Jack Campbell Edmonton Oilers
Jack Campbell, Edmonton Oilers (Photo by Curtis Comeau/Icon Sportswire via Getty Images)

The Oilers and Flames are poised to make the playoffs and go on a possible run. We couldn’t have said that about the Flames in July after both Johnny Gaudreau and Matthew Tkachuk opted out of Cowtown. However, Calgary’s fortunes quickly turned when general manager Brad Treliving pulled some rabbits out of his hat and sent restricted free agent Tkachuk and a conditional 2025 fourth-round pick to the Florida Panthers in exchange for Huberdeau, MacKenzie Weegar, Cole Schwindt and a conditional 2025 first-round pick. Then Treliving turned around and signed recent Stanley Cup winner Kadri and further bolstered his group of forwards up front.

Meanwhile, up north in the Alberta Capital, Oilers general manager Ken Holland was busy signing goaltender Jack Campbell and defenceman Ryan Murray and bringing forward Evander Kane and defenceman Brett Kulak back into the fold.

Limited Battles of Alberta this Season

The Battle of Alberta was reignited during last season’s playoffs. Unfortunately, this season, the Oilers and Flames only meet three times during the regular season — on Oct. 15, 29 and Dec. 27.
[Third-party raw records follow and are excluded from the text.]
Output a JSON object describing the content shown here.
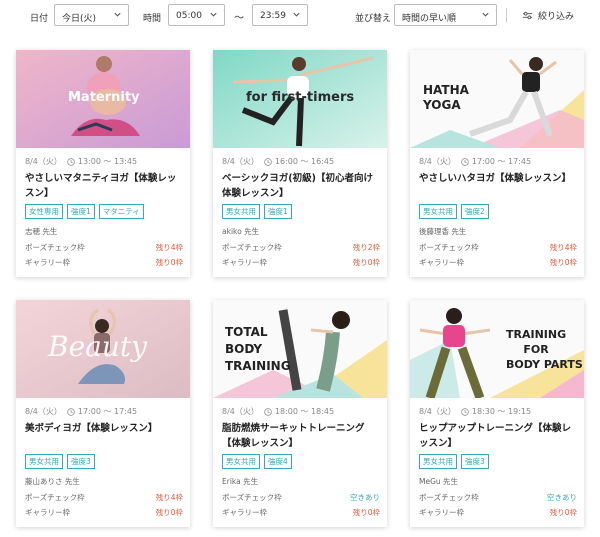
{
  "filters": {
    "date_label": "日付",
    "date_value": "今日(火)",
    "time_label": "時間",
    "time_from": "05:00",
    "time_separator": "〜",
    "time_to": "23:59",
    "sort_label": "並び替え",
    "sort_value": "時間の早い順",
    "refine_label": "絞り込み"
  },
  "cards": [
    {
      "image_text": "Maternity",
      "date": "8/4（火）",
      "time": "13:00 〜 13:45",
      "title": "やさしいマタニティヨガ【体験レッスン】",
      "tags": [
        "女性専用",
        "強度1",
        "マタニティ"
      ],
      "teacher": "志穂 先生",
      "slots": [
        {
          "label": "ポーズチェック枠",
          "status": "残り4枠"
        },
        {
          "label": "ギャラリー枠",
          "status": "残り0枠"
        }
      ]
    },
    {
      "image_text": "for first-timers",
      "date": "8/4（火）",
      "time": "16:00 〜 16:45",
      "title": "ベーシックヨガ(初級)【初心者向け体験レッスン】",
      "tags": [
        "男女共用",
        "強度1"
      ],
      "teacher": "akiko 先生",
      "slots": [
        {
          "label": "ポーズチェック枠",
          "status": "残り2枠"
        },
        {
          "label": "ギャラリー枠",
          "status": "残り0枠"
        }
      ]
    },
    {
      "image_text_lines": [
        "HATHA",
        "YOGA"
      ],
      "date": "8/4（火）",
      "time": "17:00 〜 17:45",
      "title": "やさしいハタヨガ【体験レッスン】",
      "tags": [
        "男女共用",
        "強度2"
      ],
      "teacher": "後藤理香 先生",
      "slots": [
        {
          "label": "ポーズチェック枠",
          "status": "残り4枠"
        },
        {
          "label": "ギャラリー枠",
          "status": "残り0枠"
        }
      ]
    },
    {
      "image_text": "Beauty",
      "date": "8/4（火）",
      "time": "17:00 〜 17:45",
      "title": "美ボディヨガ【体験レッスン】",
      "tags": [
        "男女共用",
        "強度3"
      ],
      "teacher": "藤山ありさ 先生",
      "slots": [
        {
          "label": "ポーズチェック枠",
          "status": "残り4枠"
        },
        {
          "label": "ギャラリー枠",
          "status": "残り0枠"
        }
      ]
    },
    {
      "image_text_lines": [
        "TOTAL",
        "BODY",
        "TRAINING"
      ],
      "date": "8/4（火）",
      "time": "18:00 〜 18:45",
      "title": "脂肪燃焼サーキットトレーニング【体験レッスン】",
      "tags": [
        "男女共用",
        "強度4"
      ],
      "teacher": "Erika 先生",
      "slots": [
        {
          "label": "ポーズチェック枠",
          "status": "空きあり"
        },
        {
          "label": "ギャラリー枠",
          "status": "残り0枠"
        }
      ]
    },
    {
      "image_text_lines": [
        "TRAINING",
        "FOR",
        "BODY PARTS"
      ],
      "date": "8/4（火）",
      "time": "18:30 〜 19:15",
      "title": "ヒップアップトレーニング【体験レッスン】",
      "tags": [
        "男女共用",
        "強度3"
      ],
      "teacher": "MeGu 先生",
      "slots": [
        {
          "label": "ポーズチェック枠",
          "status": "空きあり"
        },
        {
          "label": "ギャラリー枠",
          "status": "残り0枠"
        }
      ]
    }
  ],
  "colors": {
    "accent": "#3aa7b5",
    "remaining": "#e05a3a",
    "available": "#3aa7b5"
  }
}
Related: 3 Reasons the Oilers Won the Battle of Alberta

After last season’s five-game, Round 2 playoff victory by the Oilers over the Flames, there’s the sense that Calgary might want some revenge, while the Oilers might want to build on their playoff dominance.

Looking Ahead to the 2023 Playoffs

If all of the early-season predictions are accurate, the Oilers and Flames will be competing for the Pacific Division title this season, and if all goes right, the two teams will meet in the playoffs. After so many frustrating seasons for both fan bases, it’s good to see the Oilers and Flames ranked among the best teams in the league again. This doesn’t feel like 2005 when the Flames lost to the Tampa Bay Lightning in the Stanley Cup Final or 2006 when the Oilers lost in the Final to the Carolina Hurricanes. It feels a bit like the ’80s and early ’90s all over again. “Death Valley” could be here to stay for a few years as both teams boast solid young teams. Fingers crossed, Oilers and Flames fans. This current era of NHL hockey in Alberta could be epic.